Críticas a norte Ao canal nortenho e ao dirigente social-democrata, juntou-se ainda Rui Pinto, o famoso hacker responsável pelo polémico caso Football Leaks, partiu também para o Twitter para criticar a escolha de Pedro Adão e Silva. “O verdadeiro tacho, um desperdício de recursos, uma imoralidade! Durante 5 anos, 6 meses e 24 dias, Pedro Adão e Silva vai usufruir das melhores regalias que o Estado tem para oferecer. Isto para organizar as celebrações do 50º aniversário do 25 de Abril”, disparou, não deixando ponta de dúvida da sua discordância com esta nomeação. “Sem dúvida que estes senhores têm muito para celebrar, a bazuca europeia está para chegar”, acrescentou ainda Rui Pinto.

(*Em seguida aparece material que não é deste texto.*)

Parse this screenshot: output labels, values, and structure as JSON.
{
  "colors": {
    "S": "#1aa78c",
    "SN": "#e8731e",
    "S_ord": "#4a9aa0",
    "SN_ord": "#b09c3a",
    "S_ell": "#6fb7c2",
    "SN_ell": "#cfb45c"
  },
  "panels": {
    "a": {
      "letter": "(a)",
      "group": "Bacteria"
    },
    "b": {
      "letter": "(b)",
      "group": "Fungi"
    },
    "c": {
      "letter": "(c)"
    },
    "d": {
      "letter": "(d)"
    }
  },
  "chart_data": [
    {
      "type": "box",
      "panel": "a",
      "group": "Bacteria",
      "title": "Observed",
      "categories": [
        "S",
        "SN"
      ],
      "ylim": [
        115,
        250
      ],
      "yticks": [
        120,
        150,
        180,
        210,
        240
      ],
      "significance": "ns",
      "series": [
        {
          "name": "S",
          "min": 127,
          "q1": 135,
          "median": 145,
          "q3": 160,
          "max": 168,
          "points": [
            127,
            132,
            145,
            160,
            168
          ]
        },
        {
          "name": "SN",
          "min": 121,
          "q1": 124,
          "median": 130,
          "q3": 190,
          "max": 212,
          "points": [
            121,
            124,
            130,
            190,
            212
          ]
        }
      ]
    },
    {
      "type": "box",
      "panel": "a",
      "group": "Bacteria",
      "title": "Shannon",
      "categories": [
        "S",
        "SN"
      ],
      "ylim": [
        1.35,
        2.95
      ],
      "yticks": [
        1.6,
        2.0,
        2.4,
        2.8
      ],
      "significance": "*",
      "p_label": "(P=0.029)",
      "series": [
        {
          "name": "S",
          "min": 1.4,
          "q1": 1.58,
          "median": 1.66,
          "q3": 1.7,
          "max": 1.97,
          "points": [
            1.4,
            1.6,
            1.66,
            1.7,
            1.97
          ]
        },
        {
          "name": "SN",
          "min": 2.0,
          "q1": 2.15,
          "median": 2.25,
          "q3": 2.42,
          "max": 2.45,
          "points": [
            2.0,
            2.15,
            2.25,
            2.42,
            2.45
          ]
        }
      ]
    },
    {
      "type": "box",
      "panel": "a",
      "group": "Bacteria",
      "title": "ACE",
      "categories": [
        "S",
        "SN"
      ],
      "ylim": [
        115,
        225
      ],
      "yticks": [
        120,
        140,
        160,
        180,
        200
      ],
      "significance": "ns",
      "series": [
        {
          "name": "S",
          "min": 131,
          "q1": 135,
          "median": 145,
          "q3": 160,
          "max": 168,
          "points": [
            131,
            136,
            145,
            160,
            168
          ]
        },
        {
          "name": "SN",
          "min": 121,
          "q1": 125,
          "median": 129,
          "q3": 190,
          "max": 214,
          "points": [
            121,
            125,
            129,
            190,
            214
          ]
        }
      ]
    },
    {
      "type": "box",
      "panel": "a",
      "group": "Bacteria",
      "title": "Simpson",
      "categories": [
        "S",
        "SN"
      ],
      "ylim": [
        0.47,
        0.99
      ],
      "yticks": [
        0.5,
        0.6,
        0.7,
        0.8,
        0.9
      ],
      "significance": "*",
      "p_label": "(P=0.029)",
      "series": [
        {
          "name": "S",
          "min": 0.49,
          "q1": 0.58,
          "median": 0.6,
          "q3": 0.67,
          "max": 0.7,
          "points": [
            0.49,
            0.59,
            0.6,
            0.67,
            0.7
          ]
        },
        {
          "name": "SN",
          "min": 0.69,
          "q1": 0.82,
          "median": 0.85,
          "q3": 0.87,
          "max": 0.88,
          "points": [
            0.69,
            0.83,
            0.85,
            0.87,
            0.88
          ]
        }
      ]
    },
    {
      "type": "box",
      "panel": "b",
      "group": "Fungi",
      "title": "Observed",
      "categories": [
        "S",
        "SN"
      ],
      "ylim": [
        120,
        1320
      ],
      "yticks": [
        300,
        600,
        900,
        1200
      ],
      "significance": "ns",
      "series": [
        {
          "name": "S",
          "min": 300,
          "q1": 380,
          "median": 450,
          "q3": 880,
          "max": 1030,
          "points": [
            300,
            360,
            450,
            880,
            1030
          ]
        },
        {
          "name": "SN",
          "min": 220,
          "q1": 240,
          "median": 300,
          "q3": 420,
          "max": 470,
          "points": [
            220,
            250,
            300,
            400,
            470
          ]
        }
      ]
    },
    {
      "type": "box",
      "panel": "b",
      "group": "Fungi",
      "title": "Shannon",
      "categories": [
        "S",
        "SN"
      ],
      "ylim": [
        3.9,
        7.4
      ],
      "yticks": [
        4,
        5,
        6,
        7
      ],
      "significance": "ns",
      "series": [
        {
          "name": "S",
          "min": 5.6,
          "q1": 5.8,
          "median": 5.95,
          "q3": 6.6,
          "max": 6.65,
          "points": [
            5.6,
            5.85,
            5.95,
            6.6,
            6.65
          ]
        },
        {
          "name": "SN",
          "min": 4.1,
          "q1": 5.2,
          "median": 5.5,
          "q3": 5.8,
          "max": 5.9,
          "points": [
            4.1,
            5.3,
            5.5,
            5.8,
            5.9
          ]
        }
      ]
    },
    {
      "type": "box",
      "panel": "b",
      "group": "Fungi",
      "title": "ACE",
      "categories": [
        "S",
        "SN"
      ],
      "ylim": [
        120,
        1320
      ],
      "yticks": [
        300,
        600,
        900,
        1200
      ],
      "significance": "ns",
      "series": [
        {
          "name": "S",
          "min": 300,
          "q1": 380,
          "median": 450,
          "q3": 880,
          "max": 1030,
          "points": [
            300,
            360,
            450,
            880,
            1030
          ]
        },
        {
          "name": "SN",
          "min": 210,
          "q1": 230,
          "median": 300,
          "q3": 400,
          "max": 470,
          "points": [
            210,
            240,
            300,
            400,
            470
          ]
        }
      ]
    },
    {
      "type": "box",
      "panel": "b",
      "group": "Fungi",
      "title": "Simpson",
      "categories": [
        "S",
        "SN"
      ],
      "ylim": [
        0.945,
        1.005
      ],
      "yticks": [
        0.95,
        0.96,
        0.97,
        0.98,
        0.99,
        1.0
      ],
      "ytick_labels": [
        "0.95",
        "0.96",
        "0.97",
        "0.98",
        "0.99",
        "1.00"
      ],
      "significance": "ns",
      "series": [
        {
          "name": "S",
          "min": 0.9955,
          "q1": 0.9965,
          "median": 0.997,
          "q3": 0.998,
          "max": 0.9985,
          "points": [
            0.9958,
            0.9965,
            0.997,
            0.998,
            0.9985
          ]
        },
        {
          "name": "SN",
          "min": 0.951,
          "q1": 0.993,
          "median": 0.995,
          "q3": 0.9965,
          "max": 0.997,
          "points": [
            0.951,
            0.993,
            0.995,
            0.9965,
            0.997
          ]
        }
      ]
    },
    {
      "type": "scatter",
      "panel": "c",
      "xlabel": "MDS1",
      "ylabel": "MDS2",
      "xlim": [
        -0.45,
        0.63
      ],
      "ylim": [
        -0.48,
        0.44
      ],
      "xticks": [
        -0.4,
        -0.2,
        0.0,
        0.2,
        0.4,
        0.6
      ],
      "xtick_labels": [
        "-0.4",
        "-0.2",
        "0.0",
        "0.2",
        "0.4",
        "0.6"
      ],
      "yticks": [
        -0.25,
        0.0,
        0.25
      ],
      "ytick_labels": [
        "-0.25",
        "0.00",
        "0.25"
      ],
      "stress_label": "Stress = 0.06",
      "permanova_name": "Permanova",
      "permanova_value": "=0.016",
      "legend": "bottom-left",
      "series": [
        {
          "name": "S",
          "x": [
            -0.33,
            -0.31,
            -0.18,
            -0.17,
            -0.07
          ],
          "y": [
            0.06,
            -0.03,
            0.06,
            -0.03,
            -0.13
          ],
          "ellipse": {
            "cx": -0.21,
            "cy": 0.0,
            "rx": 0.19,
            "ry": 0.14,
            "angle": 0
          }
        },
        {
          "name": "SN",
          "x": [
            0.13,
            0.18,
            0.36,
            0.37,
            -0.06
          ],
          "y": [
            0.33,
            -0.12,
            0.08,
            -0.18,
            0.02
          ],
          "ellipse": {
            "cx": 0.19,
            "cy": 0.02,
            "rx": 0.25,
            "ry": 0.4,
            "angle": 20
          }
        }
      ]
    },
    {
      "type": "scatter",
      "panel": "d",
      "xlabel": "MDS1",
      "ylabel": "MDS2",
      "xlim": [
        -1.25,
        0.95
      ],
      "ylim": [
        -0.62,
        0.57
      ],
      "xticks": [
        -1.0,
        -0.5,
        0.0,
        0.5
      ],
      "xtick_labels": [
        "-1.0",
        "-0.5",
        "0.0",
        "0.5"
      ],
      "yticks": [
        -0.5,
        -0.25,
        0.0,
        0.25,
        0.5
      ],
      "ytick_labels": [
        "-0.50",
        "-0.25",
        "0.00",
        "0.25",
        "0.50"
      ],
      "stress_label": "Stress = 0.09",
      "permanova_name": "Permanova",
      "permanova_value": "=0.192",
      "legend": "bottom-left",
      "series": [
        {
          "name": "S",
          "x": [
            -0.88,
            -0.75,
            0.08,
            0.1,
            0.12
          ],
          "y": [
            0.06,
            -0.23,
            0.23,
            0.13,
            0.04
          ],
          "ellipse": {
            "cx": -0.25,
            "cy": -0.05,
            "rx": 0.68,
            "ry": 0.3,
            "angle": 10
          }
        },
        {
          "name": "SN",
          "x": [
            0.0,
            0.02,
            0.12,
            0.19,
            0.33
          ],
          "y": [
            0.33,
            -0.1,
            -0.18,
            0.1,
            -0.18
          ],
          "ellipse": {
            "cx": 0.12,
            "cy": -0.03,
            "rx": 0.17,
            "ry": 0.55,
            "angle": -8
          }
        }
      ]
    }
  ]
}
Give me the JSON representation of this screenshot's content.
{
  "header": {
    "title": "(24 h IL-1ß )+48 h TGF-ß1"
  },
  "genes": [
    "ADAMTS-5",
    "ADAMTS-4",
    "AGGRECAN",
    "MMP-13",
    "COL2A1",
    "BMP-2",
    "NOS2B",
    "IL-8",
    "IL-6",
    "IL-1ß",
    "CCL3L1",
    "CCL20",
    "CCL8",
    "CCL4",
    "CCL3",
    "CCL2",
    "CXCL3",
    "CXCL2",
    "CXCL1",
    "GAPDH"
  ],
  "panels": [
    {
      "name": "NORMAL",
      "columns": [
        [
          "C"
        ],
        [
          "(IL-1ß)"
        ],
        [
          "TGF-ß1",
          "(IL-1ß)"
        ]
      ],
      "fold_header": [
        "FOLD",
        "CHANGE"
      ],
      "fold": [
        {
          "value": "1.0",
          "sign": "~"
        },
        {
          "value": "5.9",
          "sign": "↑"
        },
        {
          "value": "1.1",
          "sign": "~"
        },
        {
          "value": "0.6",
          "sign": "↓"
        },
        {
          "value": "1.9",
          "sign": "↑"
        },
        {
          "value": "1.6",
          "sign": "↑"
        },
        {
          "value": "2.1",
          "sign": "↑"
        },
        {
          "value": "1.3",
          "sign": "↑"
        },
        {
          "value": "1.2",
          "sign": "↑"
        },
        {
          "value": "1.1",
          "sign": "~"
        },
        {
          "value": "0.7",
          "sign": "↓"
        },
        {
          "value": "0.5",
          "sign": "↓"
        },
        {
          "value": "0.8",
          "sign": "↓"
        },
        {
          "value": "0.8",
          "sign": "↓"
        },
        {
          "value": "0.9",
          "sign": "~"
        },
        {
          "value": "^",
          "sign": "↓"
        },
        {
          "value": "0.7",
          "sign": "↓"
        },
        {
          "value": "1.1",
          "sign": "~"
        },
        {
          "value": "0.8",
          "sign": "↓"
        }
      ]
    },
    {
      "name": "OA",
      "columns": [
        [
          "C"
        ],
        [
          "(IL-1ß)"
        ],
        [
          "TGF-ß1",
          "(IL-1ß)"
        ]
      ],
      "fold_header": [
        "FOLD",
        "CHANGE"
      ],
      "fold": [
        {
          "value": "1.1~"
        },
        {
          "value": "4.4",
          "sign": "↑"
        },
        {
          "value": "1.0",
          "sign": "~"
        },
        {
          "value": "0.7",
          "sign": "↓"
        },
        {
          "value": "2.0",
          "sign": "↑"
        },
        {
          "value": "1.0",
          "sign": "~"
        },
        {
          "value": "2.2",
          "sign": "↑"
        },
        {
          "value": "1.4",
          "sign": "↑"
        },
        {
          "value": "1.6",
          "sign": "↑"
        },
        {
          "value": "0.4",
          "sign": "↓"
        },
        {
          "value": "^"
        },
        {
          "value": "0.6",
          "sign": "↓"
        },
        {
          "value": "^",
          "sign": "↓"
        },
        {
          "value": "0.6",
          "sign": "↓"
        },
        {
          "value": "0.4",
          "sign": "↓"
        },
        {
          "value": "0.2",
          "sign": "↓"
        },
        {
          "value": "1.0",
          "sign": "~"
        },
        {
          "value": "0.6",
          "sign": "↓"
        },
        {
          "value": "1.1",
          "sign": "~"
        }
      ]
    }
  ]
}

‘Chicão’ e Ventura atacam A nomeação do comentador chamou ainda a atenção de Francisco Rodrigues dos Santos, líder do CDS-PP, que emitiu um comunicado onde classificou a escolha como “um insulto para os portugueses”. “Num momento em que o país se vê a braços com uma grave crise económica […] o Governo não olha a meios para promover um dos protegidos do ‘socialistão’, amplamente conhecido enquanto porta-voz da propaganda socialista e comentador da bola, e oferece-lhe um cargo durante seis anos pago a peso de ouro e recheado de mordomias”. O líder centrista exigiu ainda a António Costa que “escolha outra pessoa, de preferência com indiscutível currículo para a função, reduza drasticamente os custos e a duração desta comissão… e tenha respeito pelos portugueses”.

Já André Ventura, líder do Chega, também fez público o seu desagrado com a situação. Através da sua conta no Twitter, Ventura visou Adão e Silva, “esse comentador independente de coração socialista”, que, acusa, “acabou por ver recompensada a subserviência a António Costa em tantos programas televisivos”.

O i contactou o BE, o PS e o PCP sobre o assunto, mas não obteve qualquer resposta até ao momento.